In the same manner and in the interest of sustainable growth in this economy, Nigerians should be allowed to import items, which are neither on the import prohibition list of the Nigeria Customs Service nor in the list of items not valid for foreign exchange as stipulated by the Central Bank of Nigeria, and export the same to our neighbours in the West African subregion and other land locked countries on the continent. This practice, as seen in other countries, has shown the possibility of increasing the revenue of the government via the payment duties and taxes associated with importation. This will also lead to increased employment opportunities that are associated with the increase in trading activities. Legalising the exportation of imported goods will consequently increase the formal trade with West Africa countries and hence the availability of valid data for proper planning. Since the Exporters will now have to open NXP for their export trade, they will also be compelled to repatriate the funds which will in turn increase foreign exchange earnings of the nation. 

In conclusion, I will like to recommend that the Federal Ministry of Finance do a critical review of the policy prohibiting the exportation of imported goods in Nigeria with a view to changing this policy. The presidency should also setup an inter-ministerial committee that comprises of the Ministry of Finance , Ministry of Trade and Investment, the Central Bank of Nigeria together with other relevant stakeholders to jointly issue a guideline that will make this initiative a sustainable one.
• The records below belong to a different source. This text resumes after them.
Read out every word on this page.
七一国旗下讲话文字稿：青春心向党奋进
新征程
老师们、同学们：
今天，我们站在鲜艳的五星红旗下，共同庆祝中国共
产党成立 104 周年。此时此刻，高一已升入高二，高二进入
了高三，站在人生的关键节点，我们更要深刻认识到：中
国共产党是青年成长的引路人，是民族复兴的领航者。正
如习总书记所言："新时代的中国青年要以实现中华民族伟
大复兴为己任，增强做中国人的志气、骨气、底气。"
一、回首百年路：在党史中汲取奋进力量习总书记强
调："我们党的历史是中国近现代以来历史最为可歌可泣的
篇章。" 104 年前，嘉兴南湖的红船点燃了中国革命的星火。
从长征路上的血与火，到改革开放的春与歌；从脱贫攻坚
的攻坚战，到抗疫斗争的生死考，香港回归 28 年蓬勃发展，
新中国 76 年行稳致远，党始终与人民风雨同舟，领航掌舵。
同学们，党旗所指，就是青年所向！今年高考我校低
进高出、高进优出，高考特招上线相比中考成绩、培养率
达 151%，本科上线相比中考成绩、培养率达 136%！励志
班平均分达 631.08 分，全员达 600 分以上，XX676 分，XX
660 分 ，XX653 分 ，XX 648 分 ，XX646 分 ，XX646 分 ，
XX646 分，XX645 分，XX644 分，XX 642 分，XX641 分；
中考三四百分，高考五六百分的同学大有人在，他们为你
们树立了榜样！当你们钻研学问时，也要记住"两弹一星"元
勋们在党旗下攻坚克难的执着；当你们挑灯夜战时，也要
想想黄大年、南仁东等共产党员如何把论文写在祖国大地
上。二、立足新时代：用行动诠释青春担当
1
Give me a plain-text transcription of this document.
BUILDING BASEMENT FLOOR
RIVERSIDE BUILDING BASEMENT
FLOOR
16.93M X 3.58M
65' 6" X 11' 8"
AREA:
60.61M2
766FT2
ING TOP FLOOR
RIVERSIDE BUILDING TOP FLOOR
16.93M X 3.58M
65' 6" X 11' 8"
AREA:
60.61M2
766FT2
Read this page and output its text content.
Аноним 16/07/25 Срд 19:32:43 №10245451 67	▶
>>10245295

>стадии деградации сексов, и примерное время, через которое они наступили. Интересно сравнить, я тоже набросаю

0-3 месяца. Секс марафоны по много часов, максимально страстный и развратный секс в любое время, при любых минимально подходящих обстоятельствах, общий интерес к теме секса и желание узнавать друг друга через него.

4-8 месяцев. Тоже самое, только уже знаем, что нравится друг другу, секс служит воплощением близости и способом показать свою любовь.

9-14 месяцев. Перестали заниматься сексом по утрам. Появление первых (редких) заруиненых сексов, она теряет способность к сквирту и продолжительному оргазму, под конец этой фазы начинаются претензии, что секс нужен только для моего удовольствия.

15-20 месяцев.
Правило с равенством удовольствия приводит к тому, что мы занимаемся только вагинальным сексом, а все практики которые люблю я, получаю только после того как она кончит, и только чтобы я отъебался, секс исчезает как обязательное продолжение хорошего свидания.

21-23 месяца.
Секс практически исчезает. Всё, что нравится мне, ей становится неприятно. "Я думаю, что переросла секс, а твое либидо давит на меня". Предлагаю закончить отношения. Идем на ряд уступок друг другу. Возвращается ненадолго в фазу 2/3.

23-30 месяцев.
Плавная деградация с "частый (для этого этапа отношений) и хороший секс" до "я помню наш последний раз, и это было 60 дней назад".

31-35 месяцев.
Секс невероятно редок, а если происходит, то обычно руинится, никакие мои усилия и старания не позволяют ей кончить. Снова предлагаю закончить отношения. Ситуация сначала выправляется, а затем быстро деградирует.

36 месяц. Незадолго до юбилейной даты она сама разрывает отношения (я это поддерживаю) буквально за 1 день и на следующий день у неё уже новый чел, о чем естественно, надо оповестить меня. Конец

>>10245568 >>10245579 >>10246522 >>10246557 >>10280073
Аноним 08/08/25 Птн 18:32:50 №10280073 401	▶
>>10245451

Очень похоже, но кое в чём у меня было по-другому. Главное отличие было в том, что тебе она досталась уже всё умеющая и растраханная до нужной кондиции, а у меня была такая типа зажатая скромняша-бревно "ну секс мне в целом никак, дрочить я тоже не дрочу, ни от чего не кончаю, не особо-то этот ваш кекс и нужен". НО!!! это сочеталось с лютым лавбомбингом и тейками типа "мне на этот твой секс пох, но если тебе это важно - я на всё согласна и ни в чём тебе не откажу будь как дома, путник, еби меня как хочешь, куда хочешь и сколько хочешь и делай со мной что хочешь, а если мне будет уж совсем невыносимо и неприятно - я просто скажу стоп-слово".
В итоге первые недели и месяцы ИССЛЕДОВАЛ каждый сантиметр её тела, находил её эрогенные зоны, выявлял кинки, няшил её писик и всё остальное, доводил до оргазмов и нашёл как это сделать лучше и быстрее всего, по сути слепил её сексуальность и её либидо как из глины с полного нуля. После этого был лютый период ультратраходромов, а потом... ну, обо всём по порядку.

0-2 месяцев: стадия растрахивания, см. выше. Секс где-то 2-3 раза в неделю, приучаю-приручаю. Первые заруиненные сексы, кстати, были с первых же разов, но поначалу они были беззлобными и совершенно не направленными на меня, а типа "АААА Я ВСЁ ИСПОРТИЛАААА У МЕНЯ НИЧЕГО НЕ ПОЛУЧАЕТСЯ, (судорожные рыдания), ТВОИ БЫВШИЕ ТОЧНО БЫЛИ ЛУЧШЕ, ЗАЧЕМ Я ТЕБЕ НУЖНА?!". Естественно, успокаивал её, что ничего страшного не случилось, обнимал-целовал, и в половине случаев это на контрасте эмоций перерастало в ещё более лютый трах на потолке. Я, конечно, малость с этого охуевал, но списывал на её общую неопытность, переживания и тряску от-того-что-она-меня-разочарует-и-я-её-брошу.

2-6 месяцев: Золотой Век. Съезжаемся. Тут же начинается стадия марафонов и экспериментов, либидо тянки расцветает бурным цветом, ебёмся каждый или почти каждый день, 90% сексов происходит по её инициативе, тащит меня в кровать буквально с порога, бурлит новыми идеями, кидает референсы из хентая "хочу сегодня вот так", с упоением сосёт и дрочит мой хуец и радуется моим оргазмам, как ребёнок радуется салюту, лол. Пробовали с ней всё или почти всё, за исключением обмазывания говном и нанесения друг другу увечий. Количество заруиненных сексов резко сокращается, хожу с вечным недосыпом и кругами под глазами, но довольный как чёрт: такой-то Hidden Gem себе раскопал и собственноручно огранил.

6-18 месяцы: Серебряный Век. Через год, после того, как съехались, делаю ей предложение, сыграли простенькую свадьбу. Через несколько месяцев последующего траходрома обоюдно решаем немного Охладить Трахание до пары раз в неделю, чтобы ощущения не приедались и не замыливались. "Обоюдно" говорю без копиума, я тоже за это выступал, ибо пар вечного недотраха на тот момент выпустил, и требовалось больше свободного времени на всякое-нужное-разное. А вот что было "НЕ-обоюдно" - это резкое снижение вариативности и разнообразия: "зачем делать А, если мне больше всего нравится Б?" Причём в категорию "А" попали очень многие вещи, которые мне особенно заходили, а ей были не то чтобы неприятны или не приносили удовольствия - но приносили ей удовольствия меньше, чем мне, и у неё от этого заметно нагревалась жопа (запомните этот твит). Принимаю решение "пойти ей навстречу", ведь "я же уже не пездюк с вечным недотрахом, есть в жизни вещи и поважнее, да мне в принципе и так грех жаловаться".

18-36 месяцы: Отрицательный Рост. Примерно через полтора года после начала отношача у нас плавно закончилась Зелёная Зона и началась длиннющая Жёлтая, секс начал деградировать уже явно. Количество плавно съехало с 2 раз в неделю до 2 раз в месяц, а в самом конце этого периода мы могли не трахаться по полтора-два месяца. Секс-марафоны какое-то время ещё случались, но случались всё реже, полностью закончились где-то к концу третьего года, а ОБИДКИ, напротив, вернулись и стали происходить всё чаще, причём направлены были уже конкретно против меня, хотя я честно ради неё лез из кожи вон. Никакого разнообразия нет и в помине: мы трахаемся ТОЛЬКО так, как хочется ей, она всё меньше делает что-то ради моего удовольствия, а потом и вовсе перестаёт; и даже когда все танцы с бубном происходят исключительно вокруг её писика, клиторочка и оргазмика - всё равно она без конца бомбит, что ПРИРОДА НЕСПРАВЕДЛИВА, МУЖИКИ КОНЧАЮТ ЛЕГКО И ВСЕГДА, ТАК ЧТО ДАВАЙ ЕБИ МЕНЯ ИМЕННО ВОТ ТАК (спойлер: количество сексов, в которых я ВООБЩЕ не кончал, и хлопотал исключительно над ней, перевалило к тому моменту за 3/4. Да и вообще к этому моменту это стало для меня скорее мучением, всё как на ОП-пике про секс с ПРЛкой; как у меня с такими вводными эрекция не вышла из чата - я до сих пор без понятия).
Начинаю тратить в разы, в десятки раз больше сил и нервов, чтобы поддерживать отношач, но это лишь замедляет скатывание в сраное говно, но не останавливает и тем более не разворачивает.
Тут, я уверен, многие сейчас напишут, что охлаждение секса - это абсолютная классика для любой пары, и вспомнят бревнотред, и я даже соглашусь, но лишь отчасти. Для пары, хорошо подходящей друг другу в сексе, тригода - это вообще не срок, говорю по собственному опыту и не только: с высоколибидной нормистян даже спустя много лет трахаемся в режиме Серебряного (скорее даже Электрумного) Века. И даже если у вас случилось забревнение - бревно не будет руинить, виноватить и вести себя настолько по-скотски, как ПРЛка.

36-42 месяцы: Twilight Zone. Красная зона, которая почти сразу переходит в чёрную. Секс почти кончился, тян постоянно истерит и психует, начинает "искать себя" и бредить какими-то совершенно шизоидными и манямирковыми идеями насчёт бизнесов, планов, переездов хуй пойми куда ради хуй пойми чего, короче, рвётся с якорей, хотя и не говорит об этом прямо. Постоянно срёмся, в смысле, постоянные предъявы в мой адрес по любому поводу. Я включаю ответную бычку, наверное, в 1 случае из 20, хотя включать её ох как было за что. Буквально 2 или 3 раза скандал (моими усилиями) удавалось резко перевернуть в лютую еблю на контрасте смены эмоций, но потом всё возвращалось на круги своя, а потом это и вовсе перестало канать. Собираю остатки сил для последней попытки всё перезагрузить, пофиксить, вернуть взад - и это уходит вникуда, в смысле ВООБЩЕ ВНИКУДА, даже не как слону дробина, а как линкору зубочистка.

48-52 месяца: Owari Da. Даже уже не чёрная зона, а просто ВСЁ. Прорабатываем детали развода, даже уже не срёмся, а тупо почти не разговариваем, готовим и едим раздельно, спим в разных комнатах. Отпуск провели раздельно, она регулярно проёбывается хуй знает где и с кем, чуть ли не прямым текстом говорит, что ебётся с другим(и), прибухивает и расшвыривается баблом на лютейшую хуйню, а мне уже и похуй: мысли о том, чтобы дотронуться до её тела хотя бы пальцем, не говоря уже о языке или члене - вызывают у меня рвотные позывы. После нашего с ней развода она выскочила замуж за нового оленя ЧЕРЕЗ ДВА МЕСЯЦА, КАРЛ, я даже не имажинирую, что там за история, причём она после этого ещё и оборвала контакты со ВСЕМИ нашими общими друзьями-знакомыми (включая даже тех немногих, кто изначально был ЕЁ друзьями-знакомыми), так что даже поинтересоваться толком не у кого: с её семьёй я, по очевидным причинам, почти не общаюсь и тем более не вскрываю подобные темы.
This guideline should contain a prohibition list that mainly include items that are currently being produced in Nigeria and exported to various African countries.

I am very sure that if the points raised in this article are well noted and the various suggestions acted upon, we will not just begin to see a reasonable increase in the volume and values of non-oil exportation out of Nigeria, but also the humongous economic benefits that comes with such policy as demonstrated in other parts of the world.